Furthermore, although Mr. Daunno may not have actually been a partner in the Citrino law firm, he held himself out to the public as a partner, and, thus, he could have been held liable for any partnership liability as though he were an actual member of the partnership under settled principles of estoppel. N.J.S.A. 42:1-16 of the Uniform Partnership Law provides:
1. When a person, by words spoken or written or by conduct, represents himself, or consents to another representing him to any one, as a partner in an existing partnership or with one or more persons not actual partners, he is liable to any such person to whom such representation has been made, who has, on the faith of such representation, given credit to the actual or apparent partnership, and if he has made such representation or consented to its being made in a public manner he is liable to such person, whether the representation has or has not been made or communicated to such person so giving credit by or with the knowledge of the apparent partner making the representation or consenting to its being made.
a. When a partnership liability results, he is liable as though he were an actual member of the partnership.
b. When no partnership liability results, he is liable jointly with the other persons, if any, so consenting to the contract or representation as to incur liability, otherwise separately.
2. When a person has been thus represented to be a partner in an existing partnership, or with one or more persons not actual partners, he is an agent of the persons consenting to such representation to bind them to the same extent and in the same manner as though he were a partner in fact, with respect to persons who rely upon the representation. Where all the members of the existing partnership consent to the representation, a partnership act or obligation results; but in all other cases it is the joint act or obligation of the person acting and the persons consenting to the representation.
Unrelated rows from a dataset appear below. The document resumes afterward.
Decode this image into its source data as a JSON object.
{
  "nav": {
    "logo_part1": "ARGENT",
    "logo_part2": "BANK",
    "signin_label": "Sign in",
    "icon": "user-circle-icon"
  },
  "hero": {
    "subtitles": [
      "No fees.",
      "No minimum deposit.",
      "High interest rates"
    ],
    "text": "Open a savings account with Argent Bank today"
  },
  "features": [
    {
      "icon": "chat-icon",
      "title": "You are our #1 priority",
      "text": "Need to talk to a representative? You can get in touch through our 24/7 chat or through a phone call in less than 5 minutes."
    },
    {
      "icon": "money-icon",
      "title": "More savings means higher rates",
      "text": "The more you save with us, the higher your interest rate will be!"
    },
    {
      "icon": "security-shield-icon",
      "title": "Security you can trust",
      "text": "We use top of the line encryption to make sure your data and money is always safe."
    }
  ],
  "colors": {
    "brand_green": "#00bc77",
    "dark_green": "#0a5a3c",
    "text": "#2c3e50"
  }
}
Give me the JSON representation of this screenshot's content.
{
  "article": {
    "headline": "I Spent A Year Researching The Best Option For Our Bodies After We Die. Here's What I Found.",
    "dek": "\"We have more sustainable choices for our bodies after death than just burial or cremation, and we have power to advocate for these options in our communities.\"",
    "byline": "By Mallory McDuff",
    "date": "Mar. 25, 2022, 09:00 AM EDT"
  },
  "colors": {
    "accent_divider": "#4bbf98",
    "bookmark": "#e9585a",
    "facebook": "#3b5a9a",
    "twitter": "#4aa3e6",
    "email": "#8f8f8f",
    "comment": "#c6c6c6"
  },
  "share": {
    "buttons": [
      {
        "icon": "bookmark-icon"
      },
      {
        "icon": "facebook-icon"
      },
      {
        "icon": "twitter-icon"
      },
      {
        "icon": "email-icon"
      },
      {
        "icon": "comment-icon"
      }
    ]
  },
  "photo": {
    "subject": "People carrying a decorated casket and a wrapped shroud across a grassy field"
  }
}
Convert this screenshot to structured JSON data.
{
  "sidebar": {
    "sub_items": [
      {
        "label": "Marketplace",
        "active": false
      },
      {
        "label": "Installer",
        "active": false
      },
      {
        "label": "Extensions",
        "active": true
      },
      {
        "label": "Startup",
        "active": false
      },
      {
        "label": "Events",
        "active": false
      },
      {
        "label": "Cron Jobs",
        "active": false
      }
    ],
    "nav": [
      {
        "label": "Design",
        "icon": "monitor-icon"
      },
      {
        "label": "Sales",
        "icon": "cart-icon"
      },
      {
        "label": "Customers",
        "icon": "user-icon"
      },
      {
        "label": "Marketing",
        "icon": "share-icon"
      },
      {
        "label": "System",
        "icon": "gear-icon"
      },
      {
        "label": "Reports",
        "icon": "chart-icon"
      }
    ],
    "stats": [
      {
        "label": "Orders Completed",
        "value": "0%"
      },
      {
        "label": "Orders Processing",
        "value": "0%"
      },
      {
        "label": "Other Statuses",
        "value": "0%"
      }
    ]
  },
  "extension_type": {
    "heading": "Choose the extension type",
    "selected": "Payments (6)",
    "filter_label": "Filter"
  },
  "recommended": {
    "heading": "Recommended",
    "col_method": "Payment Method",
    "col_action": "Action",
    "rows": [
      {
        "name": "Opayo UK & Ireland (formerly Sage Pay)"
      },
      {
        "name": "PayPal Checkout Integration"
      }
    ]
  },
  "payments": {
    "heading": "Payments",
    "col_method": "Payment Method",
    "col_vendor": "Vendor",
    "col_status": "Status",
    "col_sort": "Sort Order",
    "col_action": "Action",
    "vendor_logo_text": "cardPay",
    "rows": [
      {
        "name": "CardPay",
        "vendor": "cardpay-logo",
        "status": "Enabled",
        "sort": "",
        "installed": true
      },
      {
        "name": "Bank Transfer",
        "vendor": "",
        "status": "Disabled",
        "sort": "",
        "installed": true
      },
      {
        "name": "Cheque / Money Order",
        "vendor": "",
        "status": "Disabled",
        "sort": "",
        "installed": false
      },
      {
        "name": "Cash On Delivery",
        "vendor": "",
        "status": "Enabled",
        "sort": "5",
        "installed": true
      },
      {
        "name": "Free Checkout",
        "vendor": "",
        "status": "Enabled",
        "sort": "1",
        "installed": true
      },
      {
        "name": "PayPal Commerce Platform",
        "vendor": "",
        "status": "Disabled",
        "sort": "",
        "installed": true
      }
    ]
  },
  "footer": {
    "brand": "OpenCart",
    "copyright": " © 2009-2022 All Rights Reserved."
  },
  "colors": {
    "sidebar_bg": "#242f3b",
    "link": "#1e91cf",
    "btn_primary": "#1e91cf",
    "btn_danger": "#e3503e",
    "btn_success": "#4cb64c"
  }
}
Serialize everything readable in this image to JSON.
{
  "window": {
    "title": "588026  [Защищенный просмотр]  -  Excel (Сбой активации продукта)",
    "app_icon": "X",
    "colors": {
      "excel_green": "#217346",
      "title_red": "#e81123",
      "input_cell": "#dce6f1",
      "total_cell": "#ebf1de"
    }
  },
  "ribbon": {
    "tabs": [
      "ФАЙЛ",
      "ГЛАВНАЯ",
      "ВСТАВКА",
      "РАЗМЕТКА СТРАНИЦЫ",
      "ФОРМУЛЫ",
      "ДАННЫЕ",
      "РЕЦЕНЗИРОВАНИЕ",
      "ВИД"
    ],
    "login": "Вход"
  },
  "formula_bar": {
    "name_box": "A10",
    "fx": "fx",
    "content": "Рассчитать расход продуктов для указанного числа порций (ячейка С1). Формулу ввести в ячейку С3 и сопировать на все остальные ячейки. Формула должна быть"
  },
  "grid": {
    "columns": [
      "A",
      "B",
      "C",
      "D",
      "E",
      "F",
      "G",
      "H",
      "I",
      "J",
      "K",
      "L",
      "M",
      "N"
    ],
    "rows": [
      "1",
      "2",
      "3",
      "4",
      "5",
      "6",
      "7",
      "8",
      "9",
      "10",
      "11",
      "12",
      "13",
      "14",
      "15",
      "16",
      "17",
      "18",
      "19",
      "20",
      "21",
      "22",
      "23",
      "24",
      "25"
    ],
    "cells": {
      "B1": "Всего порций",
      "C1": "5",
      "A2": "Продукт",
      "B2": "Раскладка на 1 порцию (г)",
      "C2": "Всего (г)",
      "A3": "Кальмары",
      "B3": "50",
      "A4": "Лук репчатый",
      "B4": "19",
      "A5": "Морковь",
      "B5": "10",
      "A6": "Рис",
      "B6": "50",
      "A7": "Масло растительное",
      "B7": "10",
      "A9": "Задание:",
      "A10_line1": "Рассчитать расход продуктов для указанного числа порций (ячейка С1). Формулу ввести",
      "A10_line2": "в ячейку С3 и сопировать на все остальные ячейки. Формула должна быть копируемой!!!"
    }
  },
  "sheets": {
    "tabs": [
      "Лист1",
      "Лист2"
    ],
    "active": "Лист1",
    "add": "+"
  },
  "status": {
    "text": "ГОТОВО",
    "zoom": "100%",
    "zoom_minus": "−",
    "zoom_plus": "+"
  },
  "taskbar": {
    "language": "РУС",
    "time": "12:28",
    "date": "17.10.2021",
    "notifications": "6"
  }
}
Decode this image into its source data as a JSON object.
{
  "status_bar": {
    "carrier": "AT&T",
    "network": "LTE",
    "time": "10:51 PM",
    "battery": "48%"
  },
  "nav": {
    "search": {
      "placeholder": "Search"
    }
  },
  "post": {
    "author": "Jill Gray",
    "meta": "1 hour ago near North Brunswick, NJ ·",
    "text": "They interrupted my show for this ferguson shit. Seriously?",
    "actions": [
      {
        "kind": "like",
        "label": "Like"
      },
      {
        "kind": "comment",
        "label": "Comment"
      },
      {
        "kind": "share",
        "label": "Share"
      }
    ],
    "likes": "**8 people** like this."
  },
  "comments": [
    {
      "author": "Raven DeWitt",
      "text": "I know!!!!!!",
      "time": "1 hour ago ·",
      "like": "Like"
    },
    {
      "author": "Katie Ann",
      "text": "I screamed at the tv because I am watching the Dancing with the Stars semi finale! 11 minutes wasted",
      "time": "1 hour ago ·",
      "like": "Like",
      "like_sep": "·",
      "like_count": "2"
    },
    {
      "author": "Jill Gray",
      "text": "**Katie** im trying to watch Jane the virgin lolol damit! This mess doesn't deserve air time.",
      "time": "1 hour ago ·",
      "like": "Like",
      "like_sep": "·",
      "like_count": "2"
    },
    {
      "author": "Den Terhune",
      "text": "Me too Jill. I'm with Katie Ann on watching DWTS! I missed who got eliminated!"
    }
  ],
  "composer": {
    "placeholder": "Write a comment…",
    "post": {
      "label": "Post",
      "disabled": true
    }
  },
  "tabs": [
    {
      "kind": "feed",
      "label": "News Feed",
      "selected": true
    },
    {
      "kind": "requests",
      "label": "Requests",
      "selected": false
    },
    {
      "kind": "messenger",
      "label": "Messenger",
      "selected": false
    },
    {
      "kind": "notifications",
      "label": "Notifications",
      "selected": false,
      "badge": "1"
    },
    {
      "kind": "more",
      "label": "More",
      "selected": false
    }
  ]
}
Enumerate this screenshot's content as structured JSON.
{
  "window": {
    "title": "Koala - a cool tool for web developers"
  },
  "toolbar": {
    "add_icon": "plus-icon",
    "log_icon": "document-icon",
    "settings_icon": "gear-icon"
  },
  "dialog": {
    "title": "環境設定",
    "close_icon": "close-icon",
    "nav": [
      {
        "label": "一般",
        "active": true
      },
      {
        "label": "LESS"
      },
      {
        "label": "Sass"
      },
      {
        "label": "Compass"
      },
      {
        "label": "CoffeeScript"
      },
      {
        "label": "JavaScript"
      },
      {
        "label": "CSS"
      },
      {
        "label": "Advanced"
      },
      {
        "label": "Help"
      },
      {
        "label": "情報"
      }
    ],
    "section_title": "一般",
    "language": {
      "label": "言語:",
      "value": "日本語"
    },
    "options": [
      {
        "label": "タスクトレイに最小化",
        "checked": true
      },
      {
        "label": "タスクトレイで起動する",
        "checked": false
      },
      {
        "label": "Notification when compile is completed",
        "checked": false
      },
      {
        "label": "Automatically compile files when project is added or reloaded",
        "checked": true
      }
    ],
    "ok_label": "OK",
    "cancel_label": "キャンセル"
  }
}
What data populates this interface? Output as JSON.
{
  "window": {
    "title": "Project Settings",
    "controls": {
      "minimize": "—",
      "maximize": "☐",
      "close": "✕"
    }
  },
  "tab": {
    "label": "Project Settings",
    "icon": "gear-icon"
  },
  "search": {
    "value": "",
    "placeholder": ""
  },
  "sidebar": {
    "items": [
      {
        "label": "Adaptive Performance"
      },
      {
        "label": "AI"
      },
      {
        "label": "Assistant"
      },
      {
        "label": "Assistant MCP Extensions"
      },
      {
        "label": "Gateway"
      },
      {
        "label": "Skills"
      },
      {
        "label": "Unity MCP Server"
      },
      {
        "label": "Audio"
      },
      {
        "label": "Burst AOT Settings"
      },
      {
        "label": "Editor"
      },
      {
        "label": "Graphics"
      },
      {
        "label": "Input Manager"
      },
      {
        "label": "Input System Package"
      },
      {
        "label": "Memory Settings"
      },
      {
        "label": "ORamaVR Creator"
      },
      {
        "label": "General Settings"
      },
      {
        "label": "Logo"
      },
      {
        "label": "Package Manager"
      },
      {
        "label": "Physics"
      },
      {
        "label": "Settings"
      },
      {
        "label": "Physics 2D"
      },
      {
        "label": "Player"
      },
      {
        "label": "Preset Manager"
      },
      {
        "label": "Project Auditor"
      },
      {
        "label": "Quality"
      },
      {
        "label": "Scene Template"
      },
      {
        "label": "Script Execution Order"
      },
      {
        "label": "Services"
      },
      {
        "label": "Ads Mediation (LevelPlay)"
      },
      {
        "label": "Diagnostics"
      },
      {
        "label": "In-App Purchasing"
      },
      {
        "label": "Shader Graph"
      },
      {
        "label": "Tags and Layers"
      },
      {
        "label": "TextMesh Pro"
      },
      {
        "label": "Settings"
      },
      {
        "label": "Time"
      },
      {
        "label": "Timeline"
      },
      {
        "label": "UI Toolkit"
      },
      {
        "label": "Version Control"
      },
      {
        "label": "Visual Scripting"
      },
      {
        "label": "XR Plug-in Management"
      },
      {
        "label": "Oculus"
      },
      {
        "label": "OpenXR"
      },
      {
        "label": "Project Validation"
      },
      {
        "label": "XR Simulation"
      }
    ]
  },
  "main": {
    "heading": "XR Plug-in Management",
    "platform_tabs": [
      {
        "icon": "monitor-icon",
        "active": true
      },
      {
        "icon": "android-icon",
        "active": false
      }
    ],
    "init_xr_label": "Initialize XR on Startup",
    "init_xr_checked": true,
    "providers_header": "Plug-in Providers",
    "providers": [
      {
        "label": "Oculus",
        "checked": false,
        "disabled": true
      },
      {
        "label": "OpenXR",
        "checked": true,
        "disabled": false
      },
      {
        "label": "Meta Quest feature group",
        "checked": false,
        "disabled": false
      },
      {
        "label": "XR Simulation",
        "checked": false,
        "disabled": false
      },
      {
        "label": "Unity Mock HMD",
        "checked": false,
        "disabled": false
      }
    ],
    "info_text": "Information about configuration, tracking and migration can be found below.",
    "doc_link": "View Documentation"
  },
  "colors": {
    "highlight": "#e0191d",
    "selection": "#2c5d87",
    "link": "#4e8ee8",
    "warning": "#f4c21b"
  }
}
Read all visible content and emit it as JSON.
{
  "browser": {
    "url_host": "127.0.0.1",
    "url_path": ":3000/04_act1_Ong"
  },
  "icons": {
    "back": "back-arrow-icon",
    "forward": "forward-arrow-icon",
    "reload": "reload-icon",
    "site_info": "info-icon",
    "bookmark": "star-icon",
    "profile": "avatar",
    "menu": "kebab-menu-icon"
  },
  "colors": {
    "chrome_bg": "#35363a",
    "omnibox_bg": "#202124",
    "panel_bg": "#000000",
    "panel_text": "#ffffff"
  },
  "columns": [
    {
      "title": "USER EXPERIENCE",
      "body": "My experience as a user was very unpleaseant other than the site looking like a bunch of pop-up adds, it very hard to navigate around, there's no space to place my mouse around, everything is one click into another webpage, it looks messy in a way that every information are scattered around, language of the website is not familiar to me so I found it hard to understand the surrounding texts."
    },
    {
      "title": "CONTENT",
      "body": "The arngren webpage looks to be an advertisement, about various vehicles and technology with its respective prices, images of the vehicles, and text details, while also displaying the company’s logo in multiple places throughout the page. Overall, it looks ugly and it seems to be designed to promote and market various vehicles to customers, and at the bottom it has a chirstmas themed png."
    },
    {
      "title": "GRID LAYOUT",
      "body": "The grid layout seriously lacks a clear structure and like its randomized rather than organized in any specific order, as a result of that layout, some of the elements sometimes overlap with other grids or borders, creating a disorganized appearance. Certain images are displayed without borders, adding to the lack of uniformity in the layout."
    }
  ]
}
See also Farris v. Farris Engineering Corp., 7 N.J. 487 , 502, 81 A.2d 731 (1951); West Side Trust Co. v. Gascoigne, 39 N.J. Super. 467, 473, 121 A.2d 441 (App.Div. 1956); Reisen Lumber Millwork Co. v. Simonelli, et al., 98 N.J. Super. 335, 340-41, 237 A.2d 303 (Law Div. 1967).
Moreover, entirely apart from the creation of a partnership by estoppel under N.J.S.A. 42:1-16, Mr. Daunno appeared as a named partner in the Citrino firm name, and, thus, under the Rules of Professional Conduct, he shared in the responsibility and liability for the firm's performance of legal services. R.P.C. 7.5, in pertinent part, expressly provides:
(c) A firm name shall not contain the name of any person not actively associated with the firm as an attorney, other than that of a person or persons who have ceased to be associated with the firm through death or retirement.
(d) Lawyers may state or imply that they practice in a partnership only if the persons designated in the firm name and the principal members of the firm share in the responsibility and liability for the firm's performance of legal services.
We are satisfied that on this record Mr. Daunno has not shown that plaintiff's action against him under a theory of vicarious liability for the alleged legal malpractice of one of the Citrino law firm's associates and employees was commenced, used or continued in bad faith solely for the purpose of harassment, delay or malicious injury, or was instituted or continued without any reasonable basis in law or equity. Consequently, it cannot fairly be concluded on this record that plaintiff's action was frivolous within the meaning of N.J.S.A. 2A:15-59.1, justifying any award of counsel fees to Mr. Daunno.
Accordingly, the order under review is reversed.